Hannover (rpo). Rund 3000 Beschäftigte streiken seit Montagmorgen gegen den geplanten Abbau von 300 Arbeitsplätzen im Pkw-Reifenwerk von Continental in Hannover-Stöcken. Mit einer von der IG Metall initiierten Demonstration wollen sie Conti-Chef Manfred Wennemer zum Einlenken bewegen. Bundesweit soll es an allen 26 Conti-Standorten Betriebsversammlungen geben.
Bei Continental in Hannover steht die Produktion heute still. Foto: ddp
Die Proteste richten sich nach Angaben der Gewerkschaft gegen die Verlagerung von Arbeitsplätzen in Billiglohnländer und ganz konkret gegen die drohende Schließung der Pkw-Reifenproduktion in Hannover-Stöcken mit 320 Beschäftigten. Der Conti-Vorstand will diesen Zweig bis Mitte 2007 stilllegen. Die Gewerkschafter weisen darauf hin, dass das Werk "hochprofitabel" sei und beklagen zudem die Verletzung einer Betriebsvereinbarung vom Sommer 2005, in der die Sicherung der Pkw-Reifenproduktion bis Ende 2007 festgelegt worden sei.

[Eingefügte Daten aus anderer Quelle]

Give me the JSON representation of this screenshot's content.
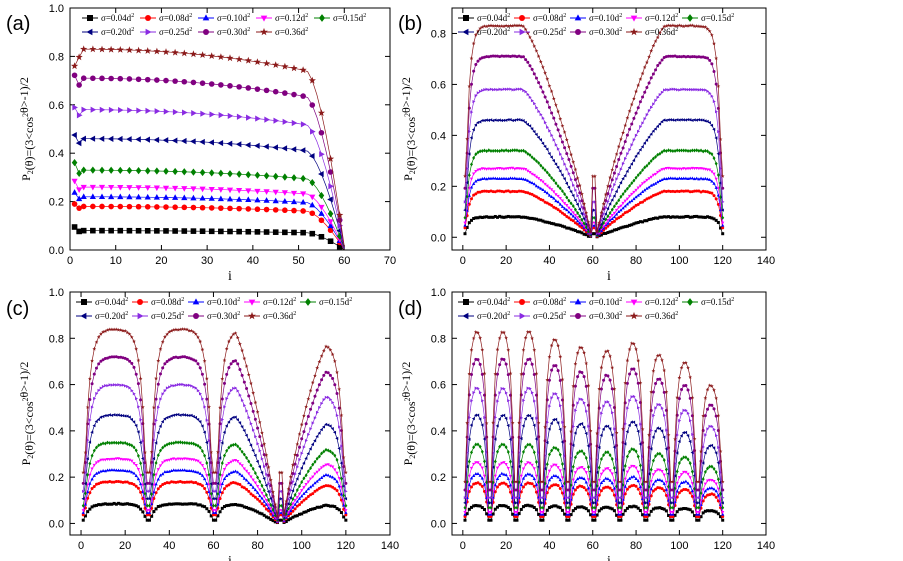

Die Continental AG setzt in dem Dissens unterdessen auf eine einvernehmliche Lösung. "Wir sind unverändert gesprächsbereit und haben weiter Interesse an einer konstruktiven Einigung mit den Arbeitnehmervertretern", hatte ein Unternehmenssprecher am Sonntag erklärt. Er kündigte zudem an, dass Vertreter der Geschäftsleitung die Stöckener Beschäftigten am Montag regulär über Standortthemen informieren würden. Am Dienstag steht nach Gewerkschaftsangaben ein Gespräch zwischen Arbeitnehmervertretern und dem Conti-Vorstand an.

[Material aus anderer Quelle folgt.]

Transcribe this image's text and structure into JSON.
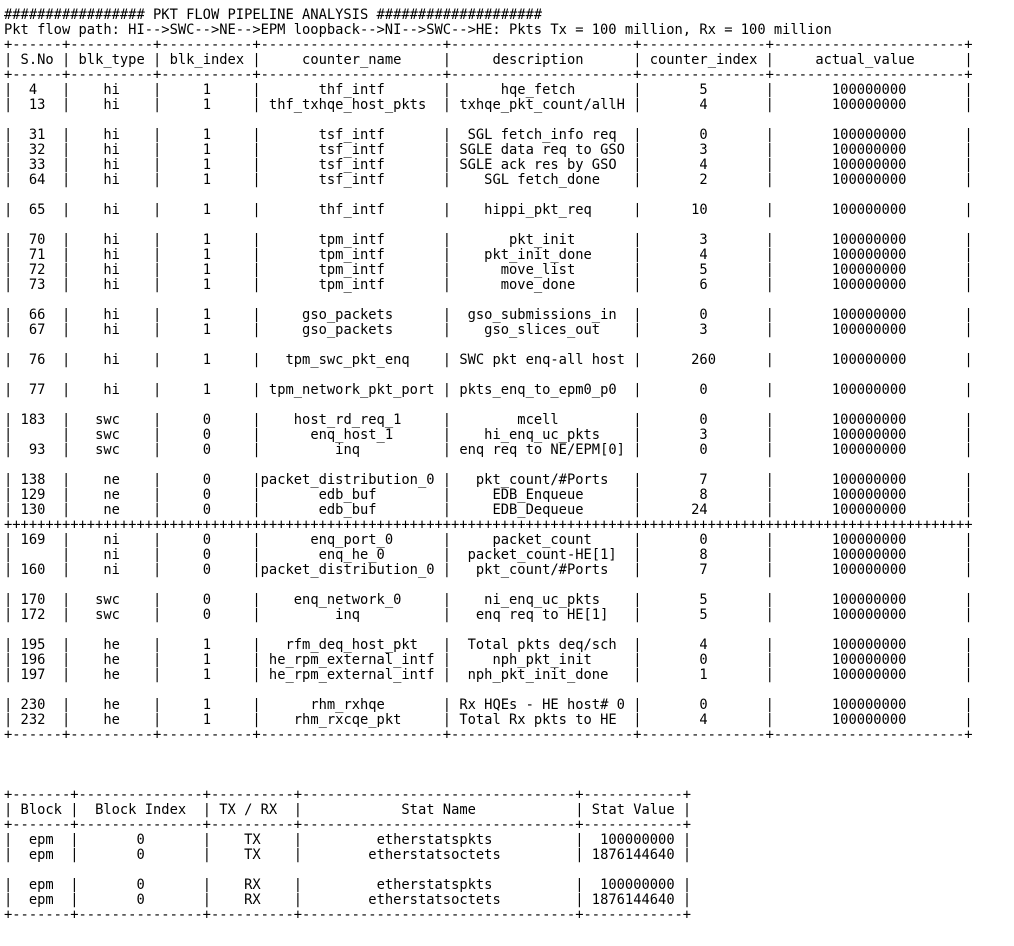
{
  "banner": "################# PKT FLOW PIPELINE ANALYSIS ####################",
  "flow_path": "Pkt flow path: HI-->SWC-->NE-->EPM loopback-->NI-->SWC-->HE: Pkts Tx = 100 million, Rx = 100 million",
  "table1": {
    "headers": [
      "S.No",
      "blk_type",
      "blk_index",
      "counter_name",
      "description",
      "counter_index",
      "actual_value"
    ],
    "groups": [
      [
        [
          "4",
          "hi",
          "1",
          "thf_intf",
          "hqe_fetch",
          "5",
          "100000000"
        ],
        [
          "13",
          "hi",
          "1",
          "thf_txhqe_host_pkts",
          "txhqe_pkt_count/allH",
          "4",
          "100000000"
        ]
      ],
      [
        [
          "31",
          "hi",
          "1",
          "tsf_intf",
          "SGL fetch_info req",
          "0",
          "100000000"
        ],
        [
          "32",
          "hi",
          "1",
          "tsf_intf",
          "SGLE data req to GSO",
          "3",
          "100000000"
        ],
        [
          "33",
          "hi",
          "1",
          "tsf_intf",
          "SGLE ack res by GSO",
          "4",
          "100000000"
        ],
        [
          "64",
          "hi",
          "1",
          "tsf_intf",
          "SGL fetch_done",
          "2",
          "100000000"
        ]
      ],
      [
        [
          "65",
          "hi",
          "1",
          "thf_intf",
          "hippi_pkt_req",
          "10",
          "100000000"
        ]
      ],
      [
        [
          "70",
          "hi",
          "1",
          "tpm_intf",
          "pkt_init",
          "3",
          "100000000"
        ],
        [
          "71",
          "hi",
          "1",
          "tpm_intf",
          "pkt_init_done",
          "4",
          "100000000"
        ],
        [
          "72",
          "hi",
          "1",
          "tpm_intf",
          "move_list",
          "5",
          "100000000"
        ],
        [
          "73",
          "hi",
          "1",
          "tpm_intf",
          "move_done",
          "6",
          "100000000"
        ]
      ],
      [
        [
          "66",
          "hi",
          "1",
          "gso_packets",
          "gso_submissions_in",
          "0",
          "100000000"
        ],
        [
          "67",
          "hi",
          "1",
          "gso_packets",
          "gso_slices_out",
          "3",
          "100000000"
        ]
      ],
      [
        [
          "76",
          "hi",
          "1",
          "tpm_swc_pkt_enq",
          "SWC pkt enq-all host",
          "260",
          "100000000"
        ]
      ],
      [
        [
          "77",
          "hi",
          "1",
          "tpm_network_pkt_port",
          "pkts_enq_to_epm0_p0",
          "0",
          "100000000"
        ]
      ],
      [
        [
          "183",
          "swc",
          "0",
          "host_rd_req_1",
          "mcell",
          "0",
          "100000000"
        ],
        [
          "",
          "swc",
          "0",
          "enq_host_1",
          "hi_enq_uc_pkts",
          "3",
          "100000000"
        ],
        [
          "93",
          "swc",
          "0",
          "inq",
          "enq req to NE/EPM[0]",
          "0",
          "100000000"
        ]
      ],
      [
        [
          "138",
          "ne",
          "0",
          "packet_distribution_0",
          "pkt_count/#Ports",
          "7",
          "100000000"
        ],
        [
          "129",
          "ne",
          "0",
          "edb_buf",
          "EDB_Enqueue",
          "8",
          "100000000"
        ],
        [
          "130",
          "ne",
          "0",
          "edb_buf",
          "EDB_Dequeue",
          "24",
          "100000000"
        ]
      ],
      "PLUS_RULE",
      [
        [
          "169",
          "ni",
          "0",
          "enq_port_0",
          "packet_count",
          "0",
          "100000000"
        ],
        [
          "",
          "ni",
          "0",
          "enq_he_0",
          "packet_count-HE[1]",
          "8",
          "100000000"
        ],
        [
          "160",
          "ni",
          "0",
          "packet_distribution_0",
          "pkt_count/#Ports",
          "7",
          "100000000"
        ]
      ],
      [
        [
          "170",
          "swc",
          "0",
          "enq_network_0",
          "ni_enq_uc_pkts",
          "5",
          "100000000"
        ],
        [
          "172",
          "swc",
          "0",
          "inq",
          "enq req to HE[1]",
          "5",
          "100000000"
        ]
      ],
      [
        [
          "195",
          "he",
          "1",
          "rfm_deq_host_pkt",
          "Total pkts deq/sch",
          "4",
          "100000000"
        ],
        [
          "196",
          "he",
          "1",
          "he_rpm_external_intf",
          "nph_pkt_init",
          "0",
          "100000000"
        ],
        [
          "197",
          "he",
          "1",
          "he_rpm_external_intf",
          "nph_pkt_init_done",
          "1",
          "100000000"
        ]
      ],
      [
        [
          "230",
          "he",
          "1",
          "rhm_rxhqe",
          "Rx HQEs - HE host# 0",
          "0",
          "100000000"
        ],
        [
          "232",
          "he",
          "1",
          "rhm_rxcqe_pkt",
          "Total Rx pkts to HE",
          "4",
          "100000000"
        ]
      ]
    ]
  },
  "table2": {
    "headers": [
      "Block",
      "Block Index",
      "TX / RX",
      "Stat Name",
      "Stat Value"
    ],
    "groups": [
      [
        [
          "epm",
          "0",
          "TX",
          "etherstatspkts",
          "100000000"
        ],
        [
          "epm",
          "0",
          "TX",
          "etherstatsoctets",
          "1876144640"
        ]
      ],
      [
        [
          "epm",
          "0",
          "RX",
          "etherstatspkts",
          "100000000"
        ],
        [
          "epm",
          "0",
          "RX",
          "etherstatsoctets",
          "1876144640"
        ]
      ]
    ]
  }
}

Die Industriegewerkschaft Bergbau, Chemie, Energie (IG BCE) wertete die Bereitschaft zum Einlenken indes als unglaubwürdig. Verhandlungen fänden am Verhandlungstisch statt und nicht durch öffentliche Ankündigungen, hieß es am Montag in einer Erklärung. Continental wolle lediglich vor der Demonstration Placebos verteilen.